Iris never complained about anything. The Professor was lucky, really very lucky. There was a beauty in Iris, not obvious at first, with her sturdy shape, her specs and snaggled teeth. One had to know her to see how she shone with a soft steady brightness. A child’s hymn came to mind – Like a little candle burning in the night – and with it a deep squirm of memory. Maybe her mother had leant over her cot and sung it? If ever I have a child I will too, she decided; such a pretty tune. You in your small corner, and me in mine. And with the thought of a child, the suspicion she’d been suppressing for the past two weeks returned and she paused to rest her hand on her hollow, hungry belly.
‘Hello! Anyone at home?’ Clem realised Iris was laughing and clicking her fingers. ‘Look at her! Miles away! You’ve a visitor,’ she said, lifting a pair of forceps from the steriliser. And there was Powell. Iris lifted her eyebrows with a look of amused comprehension. ‘Get on with you then,’ she said.
‘Just two minutes. If Sister comes back, tell her a call of nature or something.’ Clem followed Powell out into the frostiness of late morning. She was groping for something to say, something about the relative peace of the day now that the camp was almost deserted when a shell exploded nearby, shaking the duckboards. He put his arms around her and they clung for the moment it took to realise they were still standing.

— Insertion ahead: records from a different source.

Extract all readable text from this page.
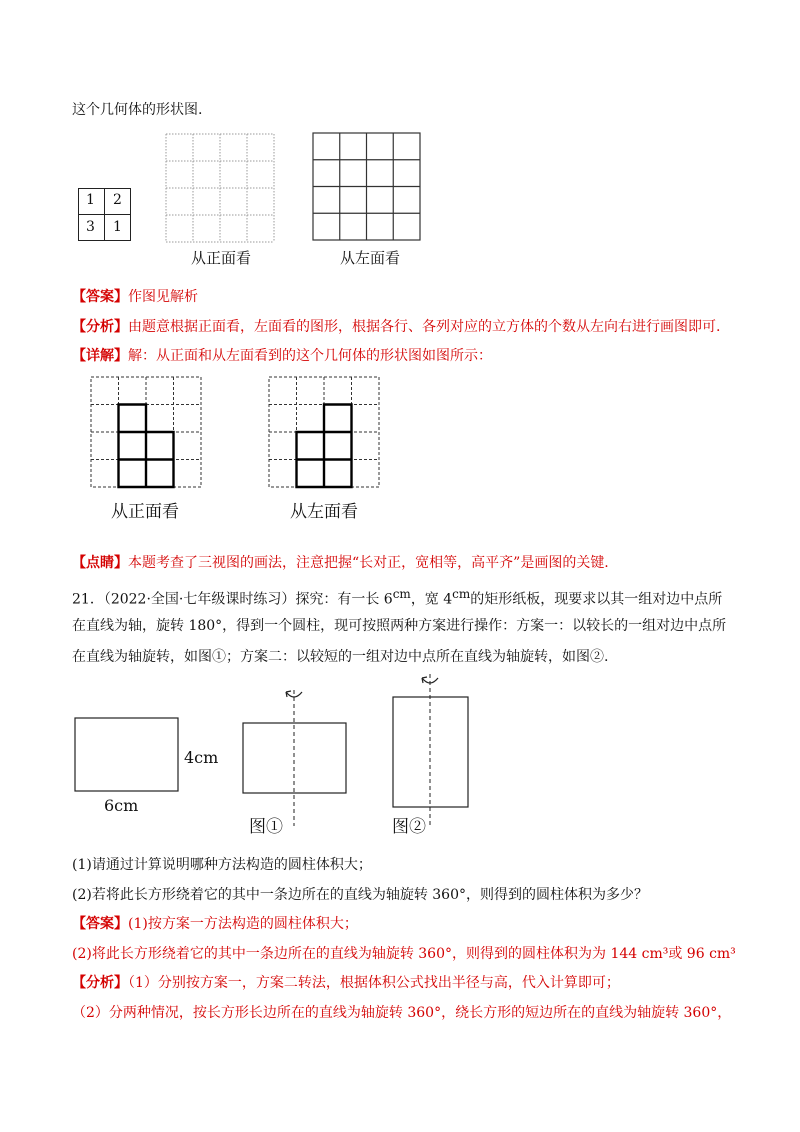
这个几何体的形状图.
1 2
3 1
从正面看	从左面看
【答案】作图见解析
【分析】由题意根据正面看，左面看的图形，根据各行、各列对应的立方体的个数从左向右进行画图即可.
【详解】解：从正面和从左面看到的这个几何体的形状图如图所示：
从正面看	从左面看
【点睛】本题考查了三视图的画法，注意把握“长对正，宽相等，高平齐”是画图的关键.
21．（2022·全国·七年级课时练习）探究：有一长 $6^{cm}$，宽 $4^{cm}$的矩形纸板，现要求以其一组对边中点所
在直线为轴，旋转 180°，得到一个圆柱，现可按照两种方案进行操作：方案一：以较长的一组对边中点所
在直线为轴旋转，如图①；方案二：以较短的一组对边中点所在直线为轴旋转，如图②.
4cm
6cm
图①	图②
(1)请通过计算说明哪种方法构造的圆柱体积大；
(2)若将此长方形绕着它的其中一条边所在的直线为轴旋转 360°，则得到的圆柱体积为多少？
【答案】(1)按方案一方法构造的圆柱体积大；
(2)将此长方形绕着它的其中一条边所在的直线为轴旋转 360°，则得到的圆柱体积为为 144 cm³或 96 cm³
【分析】（1）分别按方案一，方案二转法，根据体积公式找出半径与高，代入计算即可；
（2）分两种情况，按长方形长边所在的直线为轴旋转 360°，绕长方形的短边所在的直线为轴旋转 360°，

‘I’m all packed,’ he said. ‘Won’t be seeing you again for who knows how long. Who knows where they’ll send me.’
‘We can write.’
‘Well, of course!’ He looked at her thirstily as if he wished to drink her with his eyes. ‘Will you say it again?’ he said.
‘What?’
‘That you’ll marry me.’
A shadow flitted across her heart as she smiled and said, ‘I will.’
‘Don’t look so worried, baby.’ How she loved it when he called her baby.
‘Actually, I might have to marry you,’ she said and watched his expression change as he grasped her meaning.
‘I’m not sure,’ she said.
He blinked, shook his head, a slow grin stretching his lips. ‘Oh, Clem.’
She looked around, no sign of Sister. There was activity at the far side, the dismantling of huts and tents, but no one was taking a blind bit of notice of them. She tilted up her chin and they kissed, just a cool brush of dry lips but it set up a detonation inside her and inside him too, judging by the flaring of his pupils, the way his breath came harder.
‘Can we be alone, just for a minute, before I go?’ he breathed against her neck.
‘I don’t know. I really shouldn’t.’ Legs gone soft, she leant against him. ‘I’ll try to sort something out.’
‘Armstrong!’ shouted Sister, coming round a corner. ‘Haven’t you got enough to do?’
Clem hurried back into the hut.
Iris raised her eyebrows and grinned. ‘Well, he’s certainly a dish. Is it serious?’
‘Yes, it is. Actually, he’s proposed.’
‘No!’ Iris dropped a pair of sterilised tweezers. ‘Damn, now I’ll have to do them again.’ She stooped to retrieve them. ‘And?’
‘I’ve accepted!’ Clem laughed, a little incredulous herself.
‘Oh, my word! Oh, goodness me!’ Iris threw the tweezers into the steriliser and they hugged, hands held out for hygiene’s sake so that the embrace was a bosomy apron rub. A shell whistled overhead and they ducked and waited for the explosion, which rattled the corrugated roof, shaking down a shower of dust.